Иван Семиреков как в воду глядел — счастливая книга имела успех, просто из ряда вон выходящий. Василий Михайлович щедро пожал по праву заслуженные лавры. Его творение было не только протиражировано всей прессой и всеми издательствами державы, оно обрело, к тому же, сценическую, а вскоре и экранную жизнь. Вошло в хрестоматии и антологии, его мгновенно перевели на языки всех братских народов, а также ближних и дальних стран. Признание было безоговорочным.

Ланин пребывал в непонятном и удручавшем его состоянии. Было неясно, что ему делать, как оценить все то, что случилось, как разобраться с самим собой. Надо собрать себя по частицам, сбить себя в каменный монолит, не допустить никакого воздействия внешней среды на его твердыню. Не думать ни единой минуты о том, что Модест Анатольевич Ланин отмечен официальной селекцией. Его анонимность его спасает. Следует как зеницу ока хранить и беречь свою безвестность.

Но и представить не мог, как тяжко следовать собственной установке. Тысячекратно воспетая мудрость скрытой от глаз монастырской жизни не прививалась, была чужой.

Можно понять, насколько печален быт одаренного графомана, сколь изнурительна и опасна эта отшельническая страда, но все-таки у таких кротов есть несомненное утешение: однажды у этой бумажной груды, политой и по€том и кровью, найдется благодарный читатель, способный оценить по заслугам самоотречение автора.

Но горько отдать свое новорожденное в чужие руки и примириться с тем, что оно к тебе не имеет решительно никакого касательства. Пусть даже это дитя уродливо, горбато, не красит твоей репутации. Пусть будет встречено равнодушием, насмешкой, явным недоброжелательством. Пусть популярность его искусственна, слава сомнительна и скандальна, цель очевидна и коротка — как бы то ни было, ты его создал, все эти строки тобой написаны, от самой первой буквы алфавита до самой последней — до буквы "я". И это "я" кричит, надрывается, хочет, чтоб его разглядели. Вопит, не унимаясь: я! я!

Пока он сидел в своей цитадели, пока отрешенно существовал на этом крахмальном лесном островке, волнения его не томили и опасения не преследовали — порученная ему работа не оставляла свободного времени. Но стоило вернуться в столицу — он вновь оказался на этом торжище и быстро почувствовал: все изменилось. Ты вроде бы на своем пятачке, но пятачок превосходно виден, простреливается со всех сторон.
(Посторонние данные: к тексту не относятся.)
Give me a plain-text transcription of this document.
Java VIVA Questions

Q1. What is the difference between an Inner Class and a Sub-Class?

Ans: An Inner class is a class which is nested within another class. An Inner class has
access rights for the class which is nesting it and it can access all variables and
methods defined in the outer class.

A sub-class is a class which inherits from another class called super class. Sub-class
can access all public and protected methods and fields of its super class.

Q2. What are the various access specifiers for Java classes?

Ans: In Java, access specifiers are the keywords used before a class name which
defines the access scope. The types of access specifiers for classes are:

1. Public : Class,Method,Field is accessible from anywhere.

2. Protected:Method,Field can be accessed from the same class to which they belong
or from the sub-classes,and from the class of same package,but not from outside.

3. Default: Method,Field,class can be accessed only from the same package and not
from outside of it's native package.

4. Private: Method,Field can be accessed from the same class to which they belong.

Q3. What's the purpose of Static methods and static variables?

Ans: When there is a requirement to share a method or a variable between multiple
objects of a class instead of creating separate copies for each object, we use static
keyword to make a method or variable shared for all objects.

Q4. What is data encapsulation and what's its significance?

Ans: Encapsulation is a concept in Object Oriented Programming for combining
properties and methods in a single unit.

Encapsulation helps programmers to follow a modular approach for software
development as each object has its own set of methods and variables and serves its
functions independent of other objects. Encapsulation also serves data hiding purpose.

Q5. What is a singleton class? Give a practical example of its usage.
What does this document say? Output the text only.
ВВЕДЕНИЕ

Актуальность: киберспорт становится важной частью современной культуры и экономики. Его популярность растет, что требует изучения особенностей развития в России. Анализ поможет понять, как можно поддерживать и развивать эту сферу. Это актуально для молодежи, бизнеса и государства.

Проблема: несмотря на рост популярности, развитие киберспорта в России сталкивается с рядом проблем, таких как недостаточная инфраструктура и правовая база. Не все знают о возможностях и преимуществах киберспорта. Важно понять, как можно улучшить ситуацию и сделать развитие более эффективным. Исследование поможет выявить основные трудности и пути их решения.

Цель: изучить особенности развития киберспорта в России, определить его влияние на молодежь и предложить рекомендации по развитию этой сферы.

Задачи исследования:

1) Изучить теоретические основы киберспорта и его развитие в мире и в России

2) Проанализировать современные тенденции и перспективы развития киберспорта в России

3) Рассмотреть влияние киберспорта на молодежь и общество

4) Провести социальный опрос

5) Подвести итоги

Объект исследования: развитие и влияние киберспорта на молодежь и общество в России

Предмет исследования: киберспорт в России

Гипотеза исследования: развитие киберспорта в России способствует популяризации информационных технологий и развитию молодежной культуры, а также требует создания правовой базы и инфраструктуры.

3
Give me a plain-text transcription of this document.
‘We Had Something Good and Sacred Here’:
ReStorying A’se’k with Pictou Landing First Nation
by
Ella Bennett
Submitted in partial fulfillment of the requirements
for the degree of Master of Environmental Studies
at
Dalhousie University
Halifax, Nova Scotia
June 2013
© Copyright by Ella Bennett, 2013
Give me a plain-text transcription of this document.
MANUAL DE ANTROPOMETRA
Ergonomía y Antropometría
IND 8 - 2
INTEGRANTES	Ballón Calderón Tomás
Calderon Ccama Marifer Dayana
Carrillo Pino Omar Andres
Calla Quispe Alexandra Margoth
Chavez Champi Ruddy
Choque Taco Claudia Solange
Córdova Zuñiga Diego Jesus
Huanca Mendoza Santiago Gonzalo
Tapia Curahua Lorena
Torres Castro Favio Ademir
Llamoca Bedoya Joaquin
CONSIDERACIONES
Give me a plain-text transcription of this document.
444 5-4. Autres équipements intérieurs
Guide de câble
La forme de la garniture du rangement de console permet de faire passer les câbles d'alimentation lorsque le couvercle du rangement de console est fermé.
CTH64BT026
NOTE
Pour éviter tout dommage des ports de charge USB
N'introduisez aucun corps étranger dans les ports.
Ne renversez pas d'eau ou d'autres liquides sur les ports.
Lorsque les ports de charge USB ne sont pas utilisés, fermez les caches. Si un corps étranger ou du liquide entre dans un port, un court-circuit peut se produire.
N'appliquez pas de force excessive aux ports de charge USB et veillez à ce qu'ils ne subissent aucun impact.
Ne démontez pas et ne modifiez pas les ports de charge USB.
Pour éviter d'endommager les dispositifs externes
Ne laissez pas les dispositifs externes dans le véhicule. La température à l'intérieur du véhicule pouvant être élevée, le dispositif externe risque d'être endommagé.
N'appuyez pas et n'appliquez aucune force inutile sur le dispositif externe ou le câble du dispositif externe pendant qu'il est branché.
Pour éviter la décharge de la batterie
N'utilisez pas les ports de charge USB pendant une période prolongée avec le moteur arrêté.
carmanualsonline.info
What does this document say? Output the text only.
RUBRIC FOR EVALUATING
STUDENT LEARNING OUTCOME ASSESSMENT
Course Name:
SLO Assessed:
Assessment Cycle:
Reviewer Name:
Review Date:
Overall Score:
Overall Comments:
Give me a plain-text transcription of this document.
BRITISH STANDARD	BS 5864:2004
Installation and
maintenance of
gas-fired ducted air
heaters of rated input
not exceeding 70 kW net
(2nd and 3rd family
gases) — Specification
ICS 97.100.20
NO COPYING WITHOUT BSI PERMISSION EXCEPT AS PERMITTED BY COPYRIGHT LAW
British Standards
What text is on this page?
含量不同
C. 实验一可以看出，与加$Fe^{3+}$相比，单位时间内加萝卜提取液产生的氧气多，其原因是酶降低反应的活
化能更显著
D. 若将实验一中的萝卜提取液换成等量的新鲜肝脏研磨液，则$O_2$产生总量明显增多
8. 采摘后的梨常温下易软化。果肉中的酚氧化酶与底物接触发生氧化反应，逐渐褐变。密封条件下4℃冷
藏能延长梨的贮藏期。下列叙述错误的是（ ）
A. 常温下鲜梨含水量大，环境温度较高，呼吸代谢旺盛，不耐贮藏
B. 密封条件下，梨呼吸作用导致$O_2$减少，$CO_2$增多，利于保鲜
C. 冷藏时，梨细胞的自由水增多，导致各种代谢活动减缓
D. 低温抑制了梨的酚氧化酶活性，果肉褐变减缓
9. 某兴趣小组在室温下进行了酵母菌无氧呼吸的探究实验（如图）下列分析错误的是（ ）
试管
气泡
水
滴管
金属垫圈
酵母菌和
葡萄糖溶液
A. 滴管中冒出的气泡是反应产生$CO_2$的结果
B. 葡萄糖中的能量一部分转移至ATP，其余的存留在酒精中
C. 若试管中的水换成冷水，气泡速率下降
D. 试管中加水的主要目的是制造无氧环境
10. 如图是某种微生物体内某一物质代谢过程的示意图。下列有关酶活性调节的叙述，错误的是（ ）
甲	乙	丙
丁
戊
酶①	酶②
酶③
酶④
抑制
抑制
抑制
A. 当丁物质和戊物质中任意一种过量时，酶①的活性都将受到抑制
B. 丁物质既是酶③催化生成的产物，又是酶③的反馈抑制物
"Что это значит? — подумал Ланин. — Что-то вокруг меня произошло. Не то моя жизнь, не то я сам стали иными, не теми, что были. Я пребываю в каком-то новом и неестественном состоянии. Вполне вероятно, что именно в нем мне предстоит теперь существовать. Однако мне совсем непонятно, насколько я для него приспособлен. Необходимо скорее понять, как с этим быть и что с этим делать".

Ланин давно перестал быть юношей, шершавая московская жизнь долгие годы стругала, обтесывала и доводила его до ума. Он был уверен, что стал другим, но это только ему казалось. Врожденные свойства возобладали. Осталась беззащитная кожа, остались обнаженные нервы.